Opini – Sumenep merupakan kabupaten yang terletak di ujung timur Pulau Madura dan dikenal sebagai daerah dengan warisan budaya dan sejarahnya yang kaya. Berdirinya Keraton Sumenep dan keberadaan ragam budaya lokal pada salah satu Kabupaten di Jawa Timur ini menjadi simbol penting yang menunjukkan eksisnya peradaban Sumenep sejak abad ke-13.
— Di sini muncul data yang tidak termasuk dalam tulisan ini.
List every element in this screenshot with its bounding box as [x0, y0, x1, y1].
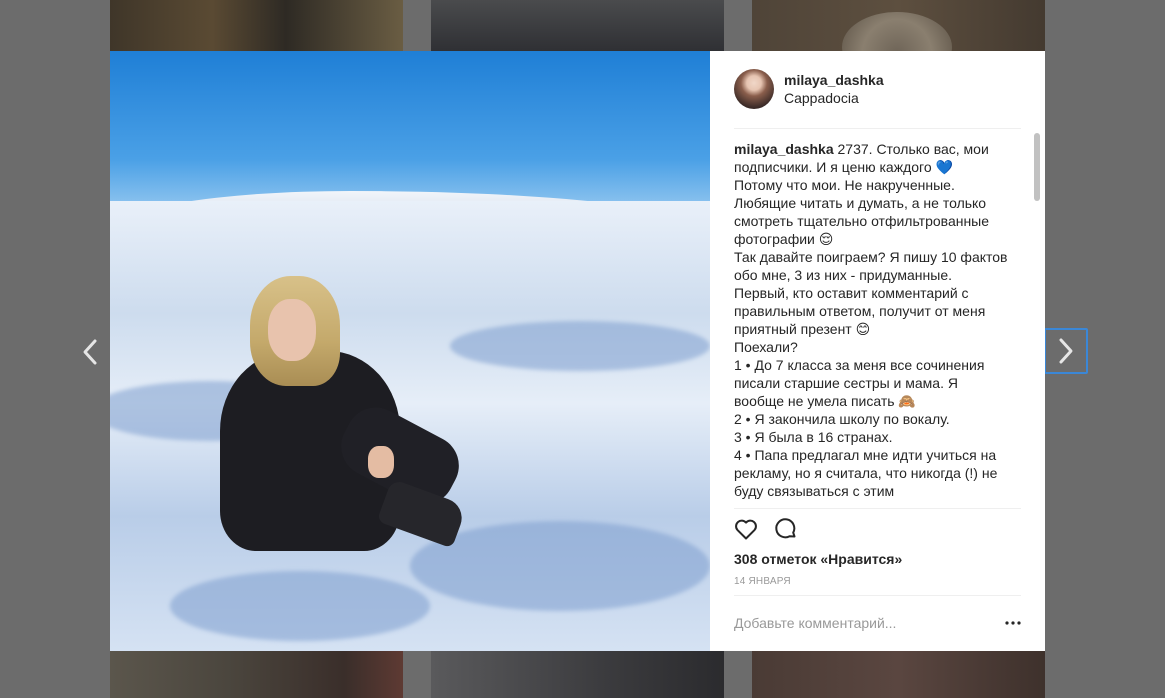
divider	[734, 595, 1021, 596]
like-button[interactable]	[734, 517, 758, 541]
post-caption: milaya_dashka 2737. Столько вас, мои под…	[734, 140, 1010, 508]
photo-shadow	[170, 571, 430, 641]
background-thumbnail	[110, 0, 403, 51]
comment-input[interactable]	[734, 613, 984, 633]
photo-person-face	[268, 299, 316, 361]
like-count[interactable]: 308 отметок «Нравится»	[734, 551, 902, 567]
background-thumbnail	[110, 651, 403, 698]
more-options-button[interactable]	[1003, 613, 1023, 633]
post-header: milaya_dashka Cappadocia	[734, 69, 884, 109]
background-thumbnail	[431, 0, 724, 51]
photo-person-hand	[368, 446, 394, 478]
scrollbar-thumb[interactable]	[1034, 133, 1040, 201]
post-photo[interactable]	[110, 51, 710, 651]
speech-bubble-icon	[775, 518, 796, 539]
divider	[734, 128, 1021, 129]
next-post-button[interactable]	[1044, 328, 1088, 374]
divider	[734, 508, 1021, 509]
comment-button[interactable]	[774, 517, 798, 541]
caption-text: 2737. Столько вас, мои подписчики. И я ц…	[734, 141, 1008, 499]
chevron-left-icon	[83, 339, 97, 365]
post-side-panel: milaya_dashka Cappadocia milaya_dashka 2…	[710, 51, 1045, 651]
background-thumbnail	[752, 0, 1045, 51]
caption-username[interactable]: milaya_dashka	[734, 141, 834, 157]
previous-post-button[interactable]	[68, 330, 112, 374]
background-thumbnail	[752, 651, 1045, 698]
post-date[interactable]: 14 января	[734, 576, 791, 587]
background-thumbnail	[431, 651, 724, 698]
chevron-right-icon	[1059, 338, 1073, 364]
heart-icon	[735, 519, 757, 540]
caption-scrollbar[interactable]	[1032, 129, 1042, 508]
ellipsis-icon	[1005, 621, 1021, 625]
post-modal: milaya_dashka Cappadocia milaya_dashka 2…	[110, 51, 1045, 651]
avatar[interactable]	[734, 69, 774, 109]
header-location[interactable]: Cappadocia	[784, 89, 884, 107]
post-actions	[734, 517, 798, 541]
photo-shadow	[450, 321, 710, 371]
header-username[interactable]: milaya_dashka	[784, 71, 884, 89]
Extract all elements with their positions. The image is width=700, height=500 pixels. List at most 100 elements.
Berdasarkan catatan sejarah, Sumenep mulanya dikenal sebagai kerajaan pada tahun 1269 Masehi. Atas dasar itu, Sumenep telah menjadi wilayah dengan usia sejarah yang mencapai 755 tahun pada 2024. Namun di balik kejayaan sejarah tersebut, Sumenep menghadapi tantangan besar dalam membangun daerah yang berorientasi pada kemajuan masa depan, salah satunya pada konsep Kabupaten Layak Anak (KLA).

Pada sebuah Kabupaten/Kota, KLA dirasa penting keberadaannya untuk mewujudkan pendekatan pembangunan yang mengintegrasikan kebutuhan anak dalam kebijakan, program, dan anggaran pemerintah daerah. Adapun tujuannya adalah untuk memastikan anak-anak tumbuh dalam lingkungan yang sehat, aman, dan mendukung perkembangan fisik, mental, serta sosial.

Prinsip ini menekankan bahwa anak tidak hanya harus dilindungi dari kekerasan dan eksploitasi, tetapi juga diberikan akses terhadap pendidikan, kesehatan, dan partisipasi publik. Dalam konteks pembangunan berkelanjutan, KLA menjadi instrumen penting untuk memastikan hak anak sebagai generasi penerus dapat terpenuhi secara optimal.

Kabupaten Layak Anak (KLA) merupakan inisiatif pemerintah untuk memastikan pemenuhan hak-hak anak melalui integrasi komitmen dan sumber daya dari berbagai pihak yang  meliputi pemerintah daerah, masyarakat, bahkan dunia usaha.

Sebagai salah satu kabupaten di Provinsi Jawa Timur yang eksis, Sumenep telah berkomitmen untuk mewujudkan KLA dengan menetapkan Peraturan Daerah Nomor 4 Tahun 2022 tentang Kabupaten Layak Anak dan Peraturan Bupati Nomor 19 Tahun 2024 tentang Rencana Aksi Daerah KLA Tahun 2023-2025. Regulasi tersebut tentunya ditujukan sebagai upaya nyata dalam mewujudkan Sumenep sebagai Kabupaten yang layak dan peduli pada pemenuhan hak anak.

Sayangnya, berbagai permasalahan struktural dan kebijakan menunjukkan bahwa pemerintah Kabupaten Sumenep belum sepenuhnya serius dalam mewujudkan komitmen tersebut. Sebagaimana data yang ada menunjukkan bahwa skor KLA Sumenep mengalami stagnasi dan cenderung ter-degradrasi, dengan skor 988 pada tahun 2019 dan menurun menjadi 944,45 pada tahun 2021 . Hal ini mengindikasikan adanya permasalahan dalam pemenuhan indikator KLA di Kabupaten Sumenep.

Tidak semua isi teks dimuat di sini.